Thanks for the detailed proposal! Here is our analysis and thought on this proposal.
TL;DR
We agree that a quorum misaligned with voter participation can paralyze ArbitrumDAO, but we believe lowering the constitutional threshold from 5 % → 4.5 % exposes the treasury to avoidable economic risk. Under today’s conservative prices (ARB = 0.31 USD), the cost to buy the new quorum nearly approaches the 57 M USD of liquid assets in the treasury; a modest ETH rally or further ARB weakness could flip the cost‑benefit equation in favor of an attacker.
Numbers & Assumptions
Parameter | Value | Note |
---|---|---|
Votable supply (conservative) | 4.75 B ARB | |
ARB price (conservative) | 0.31 USD | conservative assumption |
Treasury USD stables | 33.9 M USD | STEP report Apr‑2025 |
Treasury ETH | 12.9 k ETH ≈ 23.2 M USD | ETH @ 1 799 USD STEP report Apr‑2025 |
Total liquid assets | 57.1 M USD | Sum of the above |
The proposed 4.5 % quorum equates to roughly 213.8 M ARB ≈ 66.3 M USD, only ~9 M USD above the treasury’s liquid holdings. If ARB fell below 0.27 USD or ETH printed new local highs, the attack could turn profitable.
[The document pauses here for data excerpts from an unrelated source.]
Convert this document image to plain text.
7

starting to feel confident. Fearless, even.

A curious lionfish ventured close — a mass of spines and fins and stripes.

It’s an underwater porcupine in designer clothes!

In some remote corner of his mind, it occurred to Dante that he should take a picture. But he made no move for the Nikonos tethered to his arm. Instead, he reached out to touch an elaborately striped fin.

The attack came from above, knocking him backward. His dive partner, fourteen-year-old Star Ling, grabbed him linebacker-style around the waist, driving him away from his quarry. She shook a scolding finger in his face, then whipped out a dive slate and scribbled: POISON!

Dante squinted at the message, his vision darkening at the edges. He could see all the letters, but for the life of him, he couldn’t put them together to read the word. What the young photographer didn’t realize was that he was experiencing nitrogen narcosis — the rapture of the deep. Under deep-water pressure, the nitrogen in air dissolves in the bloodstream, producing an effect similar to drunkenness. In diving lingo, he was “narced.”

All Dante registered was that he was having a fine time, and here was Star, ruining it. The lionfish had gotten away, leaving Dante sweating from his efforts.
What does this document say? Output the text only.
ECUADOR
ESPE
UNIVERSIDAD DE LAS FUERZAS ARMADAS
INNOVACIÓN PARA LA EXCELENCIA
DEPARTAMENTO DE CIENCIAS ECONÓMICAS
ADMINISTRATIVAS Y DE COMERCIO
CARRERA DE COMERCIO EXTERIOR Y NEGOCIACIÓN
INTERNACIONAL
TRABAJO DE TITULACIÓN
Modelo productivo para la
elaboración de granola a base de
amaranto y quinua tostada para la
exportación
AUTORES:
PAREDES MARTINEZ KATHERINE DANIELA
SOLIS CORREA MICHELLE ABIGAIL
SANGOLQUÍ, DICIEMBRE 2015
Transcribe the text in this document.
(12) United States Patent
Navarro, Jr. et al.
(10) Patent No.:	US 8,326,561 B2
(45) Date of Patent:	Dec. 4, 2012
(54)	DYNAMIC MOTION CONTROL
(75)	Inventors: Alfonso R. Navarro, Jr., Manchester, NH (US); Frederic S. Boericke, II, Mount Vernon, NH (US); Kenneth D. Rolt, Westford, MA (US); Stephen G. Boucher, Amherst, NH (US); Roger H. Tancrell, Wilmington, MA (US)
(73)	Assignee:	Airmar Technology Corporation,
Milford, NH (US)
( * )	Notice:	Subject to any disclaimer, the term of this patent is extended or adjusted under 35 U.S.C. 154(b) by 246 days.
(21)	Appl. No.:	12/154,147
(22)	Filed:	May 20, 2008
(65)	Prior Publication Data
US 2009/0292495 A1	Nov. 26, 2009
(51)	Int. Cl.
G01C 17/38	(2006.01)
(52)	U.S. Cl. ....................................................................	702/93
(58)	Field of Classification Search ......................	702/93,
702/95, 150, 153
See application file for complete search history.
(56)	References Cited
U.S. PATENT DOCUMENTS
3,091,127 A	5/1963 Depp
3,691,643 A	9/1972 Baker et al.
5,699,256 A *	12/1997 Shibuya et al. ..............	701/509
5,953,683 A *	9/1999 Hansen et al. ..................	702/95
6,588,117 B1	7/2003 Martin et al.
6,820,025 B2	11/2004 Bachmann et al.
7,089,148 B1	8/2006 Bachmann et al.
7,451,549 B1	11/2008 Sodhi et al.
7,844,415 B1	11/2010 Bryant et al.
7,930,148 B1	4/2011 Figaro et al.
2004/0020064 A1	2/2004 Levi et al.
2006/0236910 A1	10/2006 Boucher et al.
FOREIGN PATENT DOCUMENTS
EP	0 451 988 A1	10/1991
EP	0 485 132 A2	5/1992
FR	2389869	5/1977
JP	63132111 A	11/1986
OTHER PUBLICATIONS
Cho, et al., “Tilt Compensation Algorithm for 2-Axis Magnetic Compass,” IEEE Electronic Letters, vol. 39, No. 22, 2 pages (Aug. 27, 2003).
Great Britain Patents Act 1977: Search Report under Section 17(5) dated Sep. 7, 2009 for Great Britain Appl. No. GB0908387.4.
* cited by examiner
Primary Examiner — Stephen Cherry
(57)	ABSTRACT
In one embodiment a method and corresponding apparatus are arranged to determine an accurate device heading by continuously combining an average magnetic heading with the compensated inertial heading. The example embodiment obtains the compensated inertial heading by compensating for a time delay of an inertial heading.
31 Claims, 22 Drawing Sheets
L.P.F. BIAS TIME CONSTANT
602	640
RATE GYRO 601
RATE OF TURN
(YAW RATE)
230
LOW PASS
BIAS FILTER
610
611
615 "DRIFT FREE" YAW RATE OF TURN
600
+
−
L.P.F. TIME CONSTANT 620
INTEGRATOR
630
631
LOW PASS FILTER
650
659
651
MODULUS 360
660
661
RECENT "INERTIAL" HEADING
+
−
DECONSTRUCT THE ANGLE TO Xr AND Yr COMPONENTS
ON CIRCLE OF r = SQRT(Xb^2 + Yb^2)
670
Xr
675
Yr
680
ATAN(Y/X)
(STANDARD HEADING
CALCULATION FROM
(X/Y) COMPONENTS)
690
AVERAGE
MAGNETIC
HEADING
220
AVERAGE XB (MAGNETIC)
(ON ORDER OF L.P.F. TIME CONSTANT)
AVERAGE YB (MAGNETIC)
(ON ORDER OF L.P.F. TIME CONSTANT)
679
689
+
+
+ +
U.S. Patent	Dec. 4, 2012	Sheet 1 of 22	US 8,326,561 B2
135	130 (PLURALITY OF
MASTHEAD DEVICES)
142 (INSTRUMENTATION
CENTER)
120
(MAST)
Why a lower quorum creates a larger target
Lowering the quorum reduces the number of tokens required to govern, so the cost of a hostile take‑over falls one‑for‑one with the threshold. Because the treasury holds liquid ETH and stablecoins, an adversary could, in theory, borrow or purchase the necessary ARB, pass a withdrawal proposal, and exit with more value than they spent. This scenario is not merely academic; it is the same playbook that almost succeeded in Compound when a single whale (known as humpy) accumulated voting power and tried to funnel funds to a personal address, only to be stopped by emergency guardians and community outcry (see the incident analysis).
Limitations of the simple break‑even model
The calculation above is intentionally conservative. In reality,
(1) acquiring >200 M ARB would likely push the price up and inflate the attacker’s bill;
(2) a hostile actor could also dump the treasury’s own ARB on the market, extracting value well beyond our 57 M USD estimate; and
(3) OTC liquidity premiums and on‑chain slippage further distort the arithmetic.
At the same time, Arbitrum’s Security Council can pause malicious execution, so an incentive alone does not equal instant compromises, but the narrower the economic margin, the greater the reliance on emergency intervention.
Possible alternative – Treasury Delegation
Rather than lowering the quorum, we advocate treasury delegation. By delegating a slice of the DAO‑owned ARB. say ≈ 22 M ARB, to a curated set of active, accountable delegates, the DAO lifts effective participation while keeping the constitutional threshold intact, as described by @cupojoseph.
To be more concrete, we believe a treasury delegation scheme should follow three principles. First, it must avoid over-concentrating voting power: the allocation should be evenly spread across a fixed, moderate-sized cohort of delegates. Second, delegate selection should rely on transparent, objective metrics, such as past voting attendance and alignment scores, so that anyone can independently verify fairness. Third, every delegation should carry a hard expiry that auto-revokes voting power unless the DAO explicitly renews it, preventing perpetual entrenchment.
At the same time, we understand that this is not the ideal solution, but rather something temporal. We also believe that there needs to be a fundamental solution implemented so that token holders are encouraged to vote/delegate to strengthen this DAO governance.
Conclusion
Lowering the quorum fixes a short‑term participation symptom, but it shifts systemic risk onto the Security Council and narrows the economic moat around the treasury. Delegating dormant ARB from the treasury to proven delegates achieves the same practical goal, more votes, while preserving the cost of a buy‑out. We therefore oppose the 4.5 % proposal and urge the DAO to pursue treasury delegation or other alternatives instead.